レビェーデは仕方ないと溜息をついて、馬商人の店へと向かうことにした。
翌日、レビェーデは一頭の乗馬と馬具を引き連れて、屋敷へ向かう。
「何でお前達もついてくるんだよ?」
後ろにはレファールとサラーヴィーがいる。二人ともニヤニヤ笑っており、あからさまに気色悪い。
「いや、馬術の名手レビェーデがどう教えるのか、後学のために見ておきたくてな」
「全くだ。一体、どんな教え方をするのか楽しみで仕方がない」
(この二人のところに突っ込ませてやろうか……)
とも考えないでもない。二人はどうなってもいいが、馬が怪我をすると困るので実際にそんなことはしないが。
屋敷に入ると、レファールがイリュリーテスを呼んできた。
「えっ、レビェーデ様?」
「こいつはミベルサでも一番の馬の使い手だからな。どんな下手でも、三日でうまくなる」
「こらレファール、勝手なことを言うな」
レビェーデは連れてきた乗馬を前に押し出した。
「今日はこいつに乗ってもらう」
従者がけげんな顔をして質問してきた。
「あの……、差し出がましいことを申すようですが、当家の馬ではダメなのでしょうか?」
レビェーデがダメだ、と手を交差する。
「おまえな、馬だって得意なことと不得意なことがあるんだ。
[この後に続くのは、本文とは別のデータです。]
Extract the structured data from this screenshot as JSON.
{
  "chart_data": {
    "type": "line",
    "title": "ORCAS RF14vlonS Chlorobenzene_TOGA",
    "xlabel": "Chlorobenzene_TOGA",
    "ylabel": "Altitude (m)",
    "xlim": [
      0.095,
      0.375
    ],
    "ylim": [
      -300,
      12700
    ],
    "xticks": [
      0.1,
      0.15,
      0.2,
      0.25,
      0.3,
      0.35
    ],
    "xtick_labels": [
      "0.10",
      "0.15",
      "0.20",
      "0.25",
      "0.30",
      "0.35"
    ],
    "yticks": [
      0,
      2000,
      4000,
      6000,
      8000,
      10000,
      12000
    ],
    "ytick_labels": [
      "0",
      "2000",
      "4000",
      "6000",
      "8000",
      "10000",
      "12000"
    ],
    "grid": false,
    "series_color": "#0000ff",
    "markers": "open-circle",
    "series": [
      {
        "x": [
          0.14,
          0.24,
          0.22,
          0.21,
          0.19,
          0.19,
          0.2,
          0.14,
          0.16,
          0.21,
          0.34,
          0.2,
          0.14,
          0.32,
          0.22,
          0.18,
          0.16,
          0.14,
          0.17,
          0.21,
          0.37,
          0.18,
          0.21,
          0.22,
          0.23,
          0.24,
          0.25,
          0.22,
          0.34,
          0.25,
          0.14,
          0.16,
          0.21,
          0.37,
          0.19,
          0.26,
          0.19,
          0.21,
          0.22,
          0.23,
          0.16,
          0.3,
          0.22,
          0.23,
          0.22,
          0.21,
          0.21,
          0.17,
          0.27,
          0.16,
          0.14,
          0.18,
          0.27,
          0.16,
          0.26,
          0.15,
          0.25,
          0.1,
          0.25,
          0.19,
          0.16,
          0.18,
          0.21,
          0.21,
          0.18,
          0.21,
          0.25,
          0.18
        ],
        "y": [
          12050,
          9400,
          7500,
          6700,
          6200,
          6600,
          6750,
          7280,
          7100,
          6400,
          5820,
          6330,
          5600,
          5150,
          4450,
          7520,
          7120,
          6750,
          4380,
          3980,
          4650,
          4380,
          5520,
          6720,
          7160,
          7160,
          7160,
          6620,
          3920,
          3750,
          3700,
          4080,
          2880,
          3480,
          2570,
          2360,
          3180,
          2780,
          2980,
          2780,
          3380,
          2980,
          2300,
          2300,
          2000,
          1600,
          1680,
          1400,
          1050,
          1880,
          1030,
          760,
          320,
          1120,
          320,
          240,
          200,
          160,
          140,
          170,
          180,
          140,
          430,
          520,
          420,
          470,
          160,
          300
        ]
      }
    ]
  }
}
こいつは馬車として引いてきた馬だろう。直接乗せた経験はほとんどないのに、いきなり乗っかられるとびっくりするに決まっている」
「……」
「俺が連れてきたこいつは13歳で、乗馬用の馬として稼働していたから、経験がある。おっかなびっくりの人間が多いということも理解しているはずだからな。だから、まずはこいつでチャレンジだ」
「わ、分かりました」
「で、この辺りの馬具も全部取り付ける。当たり前だが、馬具は人間が落ちないように作られているものだからな」
「ですが、そういうものを使うのは邪道なのでは?」
イリュリーテスの質問にレビェーデは「全くその通り」と頷く。
「本来なら何回か落として、落ちても大丈夫なように練習させたいが、さすがにお姫様を落っことすわけにもいかんだろう。だったら、落ちないようにするしかない。落とす馬も嬉しくて落としているわけではないし、運動音痴のお姫様の場合、予期せぬ落ち方をして馬まで酷い目に遭うかもしれんからな」
馬具をつけていると、後ろから「おー、手慣れたものだ」、「さすが馬マスター」という冷やかしの声が聞こえてくる。
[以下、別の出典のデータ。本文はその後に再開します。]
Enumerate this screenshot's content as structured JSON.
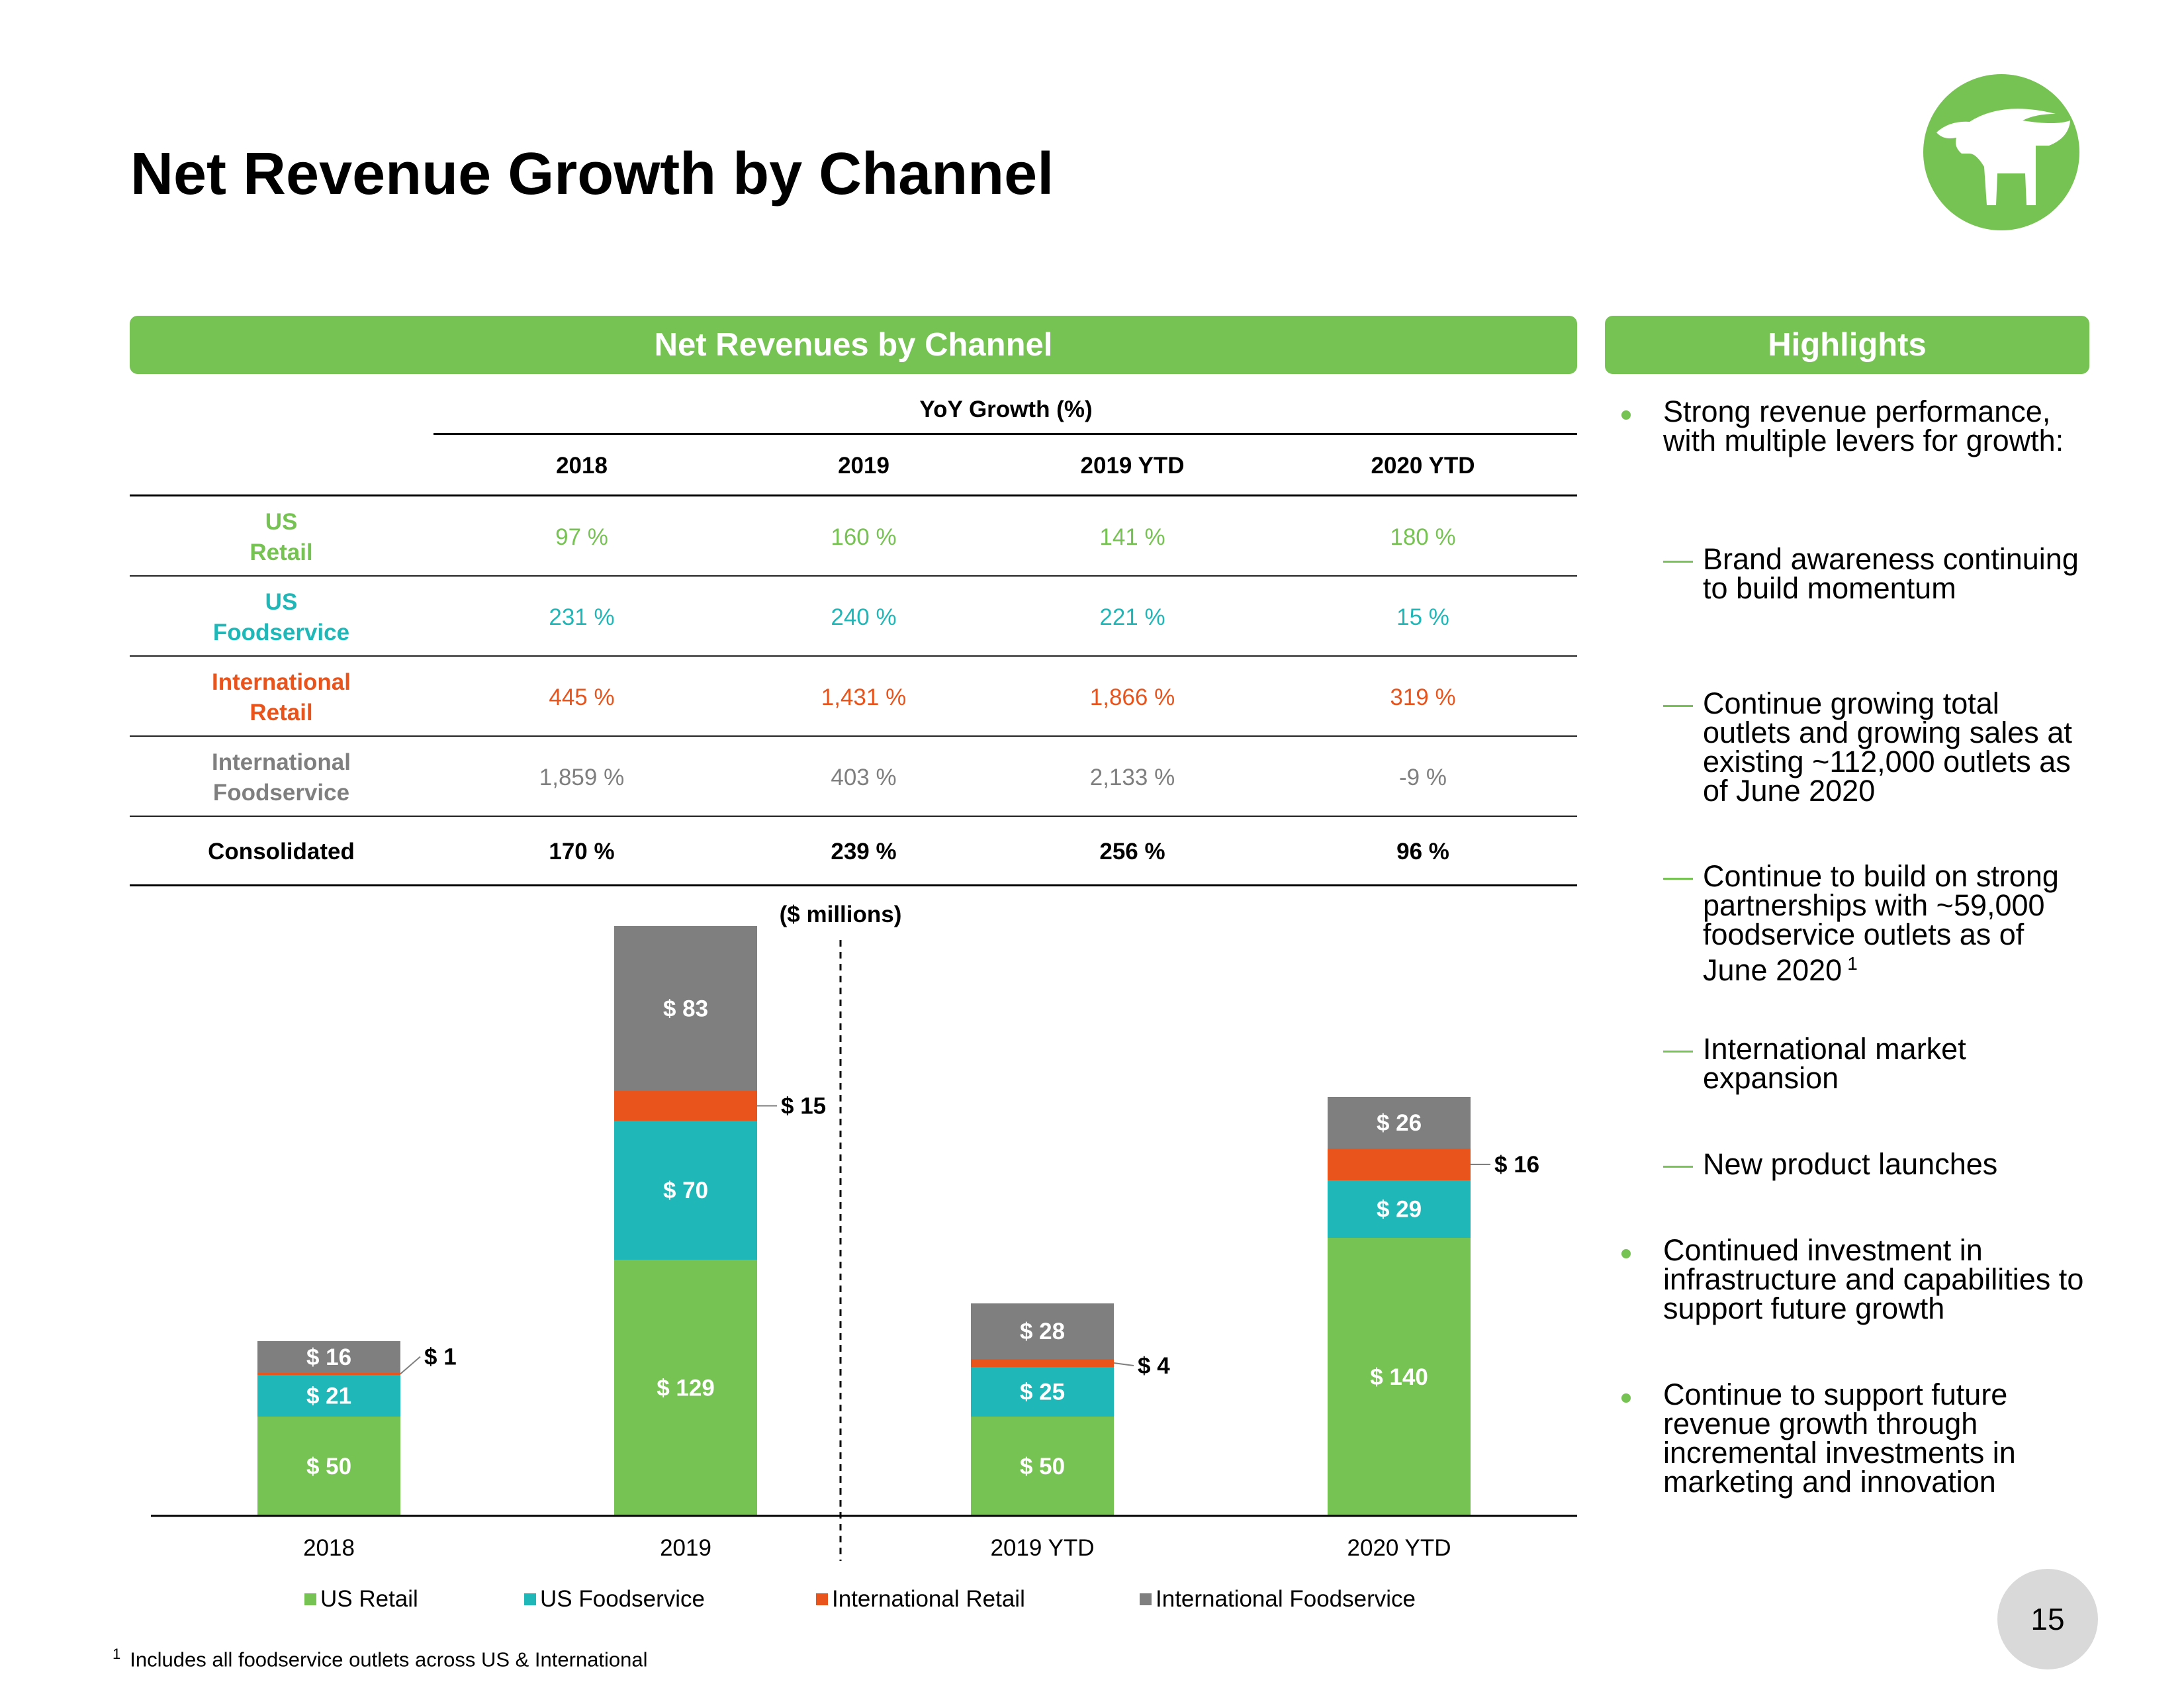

「外野は出ていってくれるか? お前達は口伝の筆記とかもあるんだろうが」
そう言って、レファールとサラーヴィーを屋敷の外に追い出す。更に。
「おまえも、だ。人が多いほど馬は落ち着きをなくすからな。俺のことが信用できないなら二階から見ていろ」
従者も追い出した。
「さて、とりあえず乗ってみようか?」
「は、はい」
台を用意し、イリュリーテスを乗せる。
「とりあえず余計なことはしなくていい。まずは慣れろ。乗っていることが当たり前と思うようになることが大切だ」
「分かりました」
「よし、歩こうか」
レビェーデが馬を歩かせる。緊張した面持ちのイリュリーテスであるが、指示通りに特に何もするところはない。
「そんな感じだ。もうしばらくしたら、一回降りて、再度乗って練習だな」
そう話して、しばらく前を見る。イリュリーテスは馬に慣れてきてリラックスしてきた。
(頃合いか……)
レビェーデは思った。
「乗りながらでいいから、聞いてくれるか?」
「はい」
「あんた達は一体何者なんだ?」
問いかけに、イリュリーテスが一瞬「えっ?」という顔になり、次いで露骨に慌てた様子を見せた。
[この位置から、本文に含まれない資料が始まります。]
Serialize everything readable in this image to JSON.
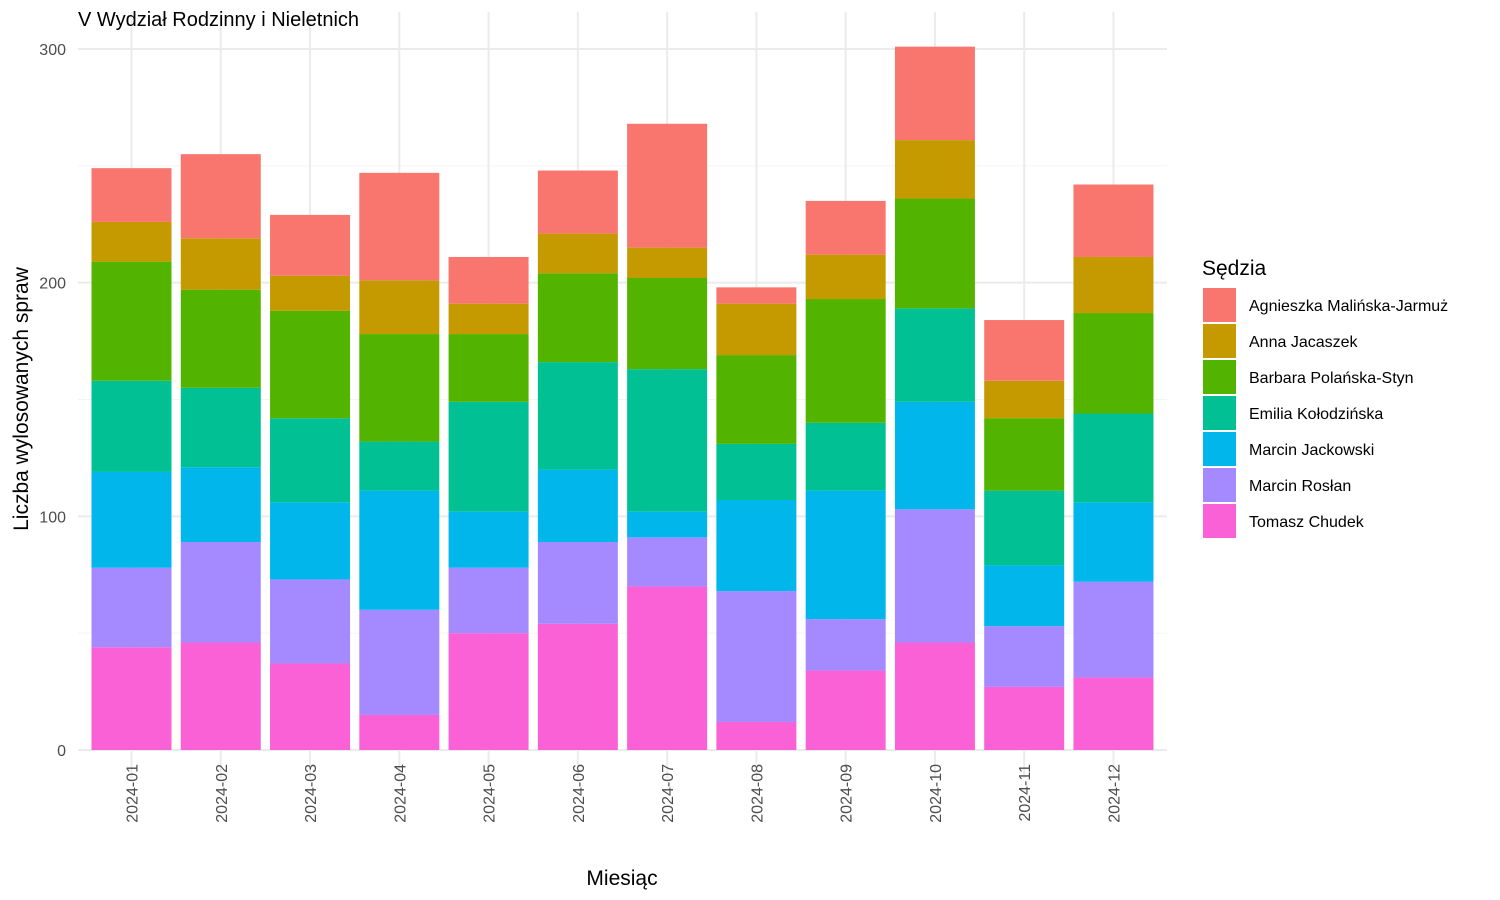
{
  "chart_data": {
    "type": "bar",
    "stacked": true,
    "title": "V Wydział Rodzinny i Nieletnich",
    "xlabel": "Miesiąc",
    "ylabel": "Liczba wylosowanych spraw",
    "ylim": [
      0,
      310
    ],
    "yticks": [
      0,
      100,
      200,
      300
    ],
    "grid": true,
    "legend": {
      "title": "Sędzia",
      "position": "right"
    },
    "categories": [
      "2024-01",
      "2024-02",
      "2024-03",
      "2024-04",
      "2024-05",
      "2024-06",
      "2024-07",
      "2024-08",
      "2024-09",
      "2024-10",
      "2024-11",
      "2024-12"
    ],
    "series": [
      {
        "name": "Agnieszka Malińska-Jarmuż",
        "color": "#F8766D",
        "values": [
          23,
          36,
          26,
          46,
          20,
          27,
          53,
          7,
          23,
          40,
          26,
          31
        ]
      },
      {
        "name": "Anna Jacaszek",
        "color": "#C49A00",
        "values": [
          17,
          22,
          15,
          23,
          13,
          17,
          13,
          22,
          19,
          25,
          16,
          24
        ]
      },
      {
        "name": "Barbara Polańska-Styn",
        "color": "#53B400",
        "values": [
          51,
          42,
          46,
          46,
          29,
          38,
          39,
          38,
          53,
          47,
          31,
          43
        ]
      },
      {
        "name": "Emilia Kołodzińska",
        "color": "#00C094",
        "values": [
          39,
          34,
          36,
          21,
          47,
          46,
          61,
          24,
          29,
          40,
          32,
          38
        ]
      },
      {
        "name": "Marcin Jackowski",
        "color": "#00B6EB",
        "values": [
          41,
          32,
          33,
          51,
          24,
          31,
          11,
          39,
          55,
          46,
          26,
          34
        ]
      },
      {
        "name": "Marcin Rosłan",
        "color": "#A58AFF",
        "values": [
          34,
          43,
          36,
          45,
          28,
          35,
          21,
          56,
          22,
          57,
          26,
          41
        ]
      },
      {
        "name": "Tomasz Chudek",
        "color": "#FB61D7",
        "values": [
          44,
          46,
          37,
          15,
          50,
          54,
          70,
          12,
          34,
          46,
          27,
          31
        ]
      }
    ]
  }
}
「あんた達はディンギアから落ち延びてきたと言っていた。落ち延びてきた面々であれば護衛なり何なりに気を遣うはずだし、姫様の従者も最低限の戦闘知識や経験があるはずだ。ところがあんたの従者はそんなものが全くなかった。レファールほどとはいかないまでも、せめて馬に乗った姫様が痛まずに済む方法くらい考えられるものだろうし、姫様のあんたも何度も敢無く落馬して黙っていられるはずがない。ところがそうでないということは、あんたが姫様というのはどうも怪しい話になってくる」
「わ、私は……」
「そう怖がらなくてもいい。別に騙されたと怒っているわけではない。多分レファールとサラーヴィーも気づいているだろうし。ただ、シェラビーの大旦那を騙してまで、あんた達が何をしたいのか、それは気になるね」
レビェーデがイリュリーテスを見上げる。わなわなと震えていたイリュリーテスであるが、やがてがっくりとうなだれ、話をし始めた。